Colour plays a big part in defining any car’s character, but it has an especially tough role at Lexus. Not only must it accurately signal intent – an LFA in bright orange is a lot easier to envisage than an LS450h in the same hue – the Lexus colour palette must also meet owner expectations in a kaleidoscopically variable global market. And it has to validate the premium nature of the brand.
It’s a tough ask. You can see why Lexus has a bespoke Colour Design Department dedicated to making sense of the complex visual psychologies that make us choose one car over another based purely on the colour of its bodywork.
The Colour Design Department is run by colourmeister Yoichiro Kitamura. He got the job after responding to a ‘colour designer’ job description that had been sent into his college by Lexus. “My teacher had never heard of that job title,” smiles Kitamura. “To be honest, neither had I. My background was in product and package design. Obviously, I’d learnt about colour at school, but it didn’t take me long to realise that the science of car colour was quite different.
“At Lexus we use it to bring out and maximise a car’s character. That takes us right into the psychology of colour, and how we can use depth and clarity to accentuate the shape and size of a car.
“The role of colour designer has now become very specific and specialised,” he says. “I think it’s good to choose colour designers from wider, non-specific design pools, like graphics and textiles. They bring in different external influences.”
Coming up with a new colour for a Lexus isn’t just a case of holding a few swatches up to the light and taking a quick vote on it. It’s a long collaboration between Japan, the US and Europe, with input coming from customers and sales people as well as from designers and engineers. The whole process can take up to three years, and it starts with Kitamura. It’s not straightforward. “There are always technical difficulties in accurately translating the colours that I have in my mind.

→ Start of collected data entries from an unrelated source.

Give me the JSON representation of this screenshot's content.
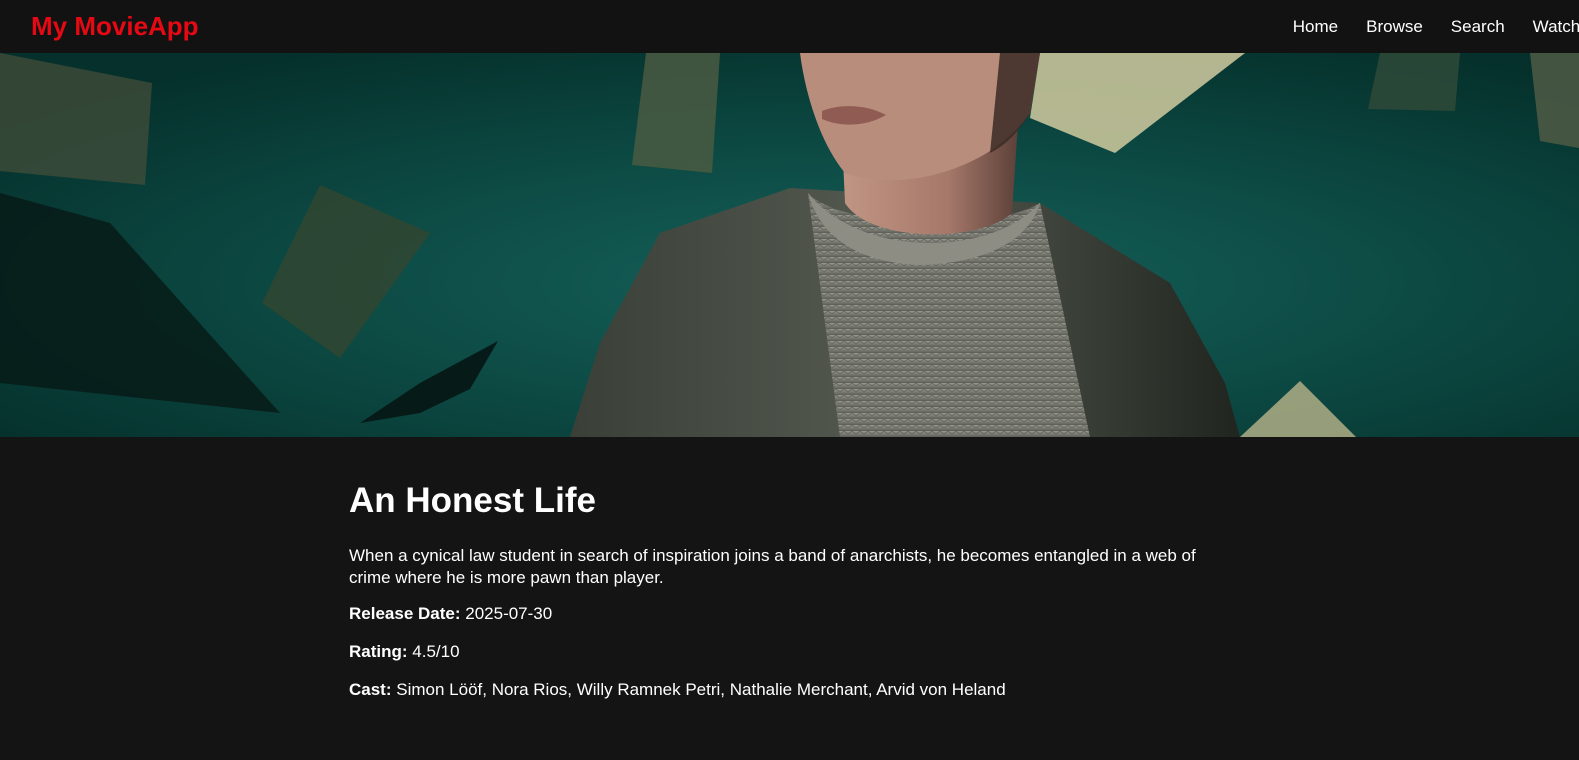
{
  "nav": {
    "brand": "My MovieApp",
    "links": [
      "Home",
      "Browse",
      "Search",
      "Watchlist"
    ]
  },
  "hero": {
    "icon": "movie-backdrop-image"
  },
  "movie": {
    "title": "An Honest Life",
    "overview": "When a cynical law student in search of inspiration joins a band of anarchists, he becomes entangled in a web of crime where he is more pawn than player.",
    "release_label": "Release Date:",
    "release_date": "2025-07-30",
    "rating_label": "Rating:",
    "rating": "4.5/10",
    "cast_label": "Cast:",
    "cast": "Simon Lööf, Nora Rios, Willy Ramnek Petri, Nathalie Merchant, Arvid von Heland"
  },
  "colors": {
    "brand": "#e50914",
    "background": "#141414",
    "navbar": "#121212",
    "text": "#ffffff"
  }
}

You get discrepancies with monitors, inks, and paper stocks. Ultimately we always use natural sunlight to verify colours.”

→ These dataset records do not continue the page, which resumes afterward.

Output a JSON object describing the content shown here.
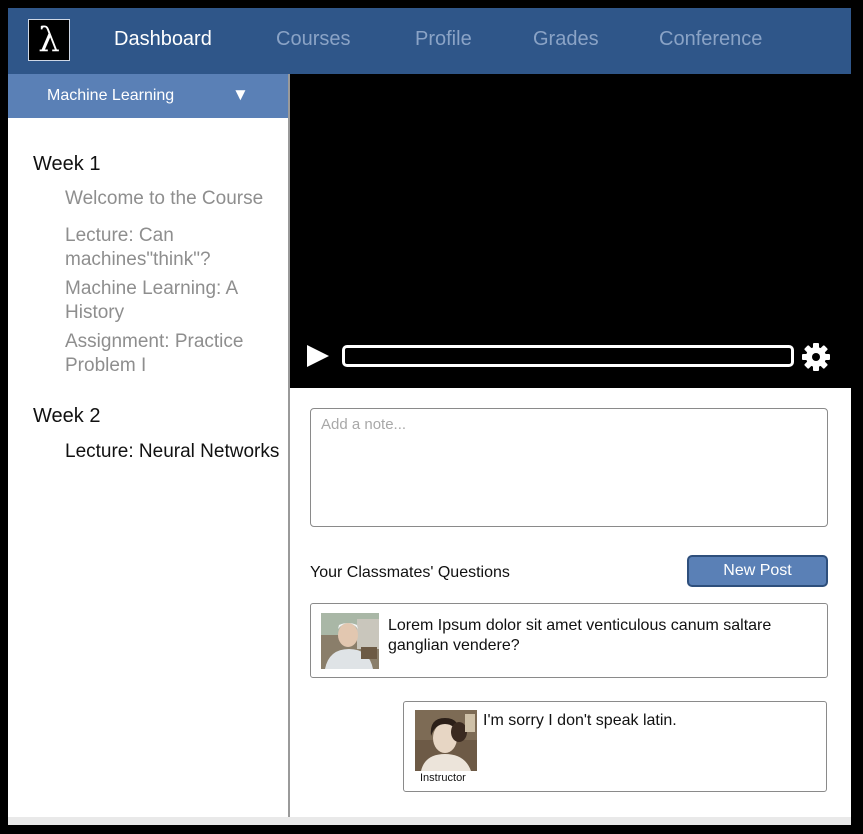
{
  "nav": {
    "logo": "λ",
    "items": [
      {
        "label": "Dashboard"
      },
      {
        "label": "Courses"
      },
      {
        "label": "Profile"
      },
      {
        "label": "Grades"
      },
      {
        "label": "Conference"
      }
    ],
    "active_color": "#ffffff",
    "inactive_color": "#8aa3c6",
    "bar_color": "#2f5689"
  },
  "sidebar": {
    "course_select": {
      "label": "Machine Learning",
      "caret": "▼"
    },
    "weeks": [
      {
        "title": "Week 1",
        "lessons": [
          {
            "title": "Welcome to the Course"
          },
          {
            "title": "Lecture: Can machines\"think\"?"
          },
          {
            "title": "Machine Learning: A History"
          },
          {
            "title": "Assignment: Practice Problem I"
          }
        ]
      },
      {
        "title": "Week 2",
        "lessons": [
          {
            "title": "Lecture: Neural Networks",
            "current": true
          }
        ]
      }
    ]
  },
  "video": {
    "play_icon": "play-icon",
    "settings_icon": "gear-icon"
  },
  "notes": {
    "placeholder": "Add a note...",
    "value": ""
  },
  "questions": {
    "heading": "Your Classmates' Questions",
    "new_post_label": "New Post",
    "posts": [
      {
        "text": "Lorem Ipsum dolor sit amet venticulous canum saltare ganglian vendere?"
      }
    ],
    "replies": [
      {
        "text": "I'm sorry I don't speak latin.",
        "role": "Instructor"
      }
    ]
  },
  "colors": {
    "accent": "#5a80b6",
    "accent_border": "#2e4f7c"
  }
}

The first point to consider is the car type – saloon or coupé – and its character – sports or luxury. “We have 30 main choices of Lexus body colours, but the LFA has unlimited options,” says Kitamura. ““Sometimes I think there can be too much choice! Even so, around half of LFA customers chose white.”
Uniting a car’s exterior with its cabin is critical, so Kitamura and his staff work closely with the Material Engineering Dept to find appropriately premium and traditional ‘Japanese’ colours and textures. Using pearl, metal and mineral textures allows the Colour Design Department to create variations of popular choices like black and silver that are beyond the scope of most mass-market vehicles. “We put a lot of effort into enriching and differentiating these colours with unique textures and depths,” says Kitamura. Mr Nishimura from Material Engineering points to a panel in Sonic Silver. “That’s my favourite,” he says. “It was designed to look like pure metal. That presented us with many unique challenges during development – but we engineers like a challenge.”
We ask the ladies in the Colour Design Department to name their own favourite Lexus hues. For Ms Okamoto, it’s the CT200h’s prize-winning combination of Flare Yellow Mica Metallic and black. Ms Konishi doubts that any red can ever match the depth and vividness of Red Mica Crystal Shine. While for Ms Kurokawa, Black Opal Mica was “love at first sight”. Emotional stuff, paint.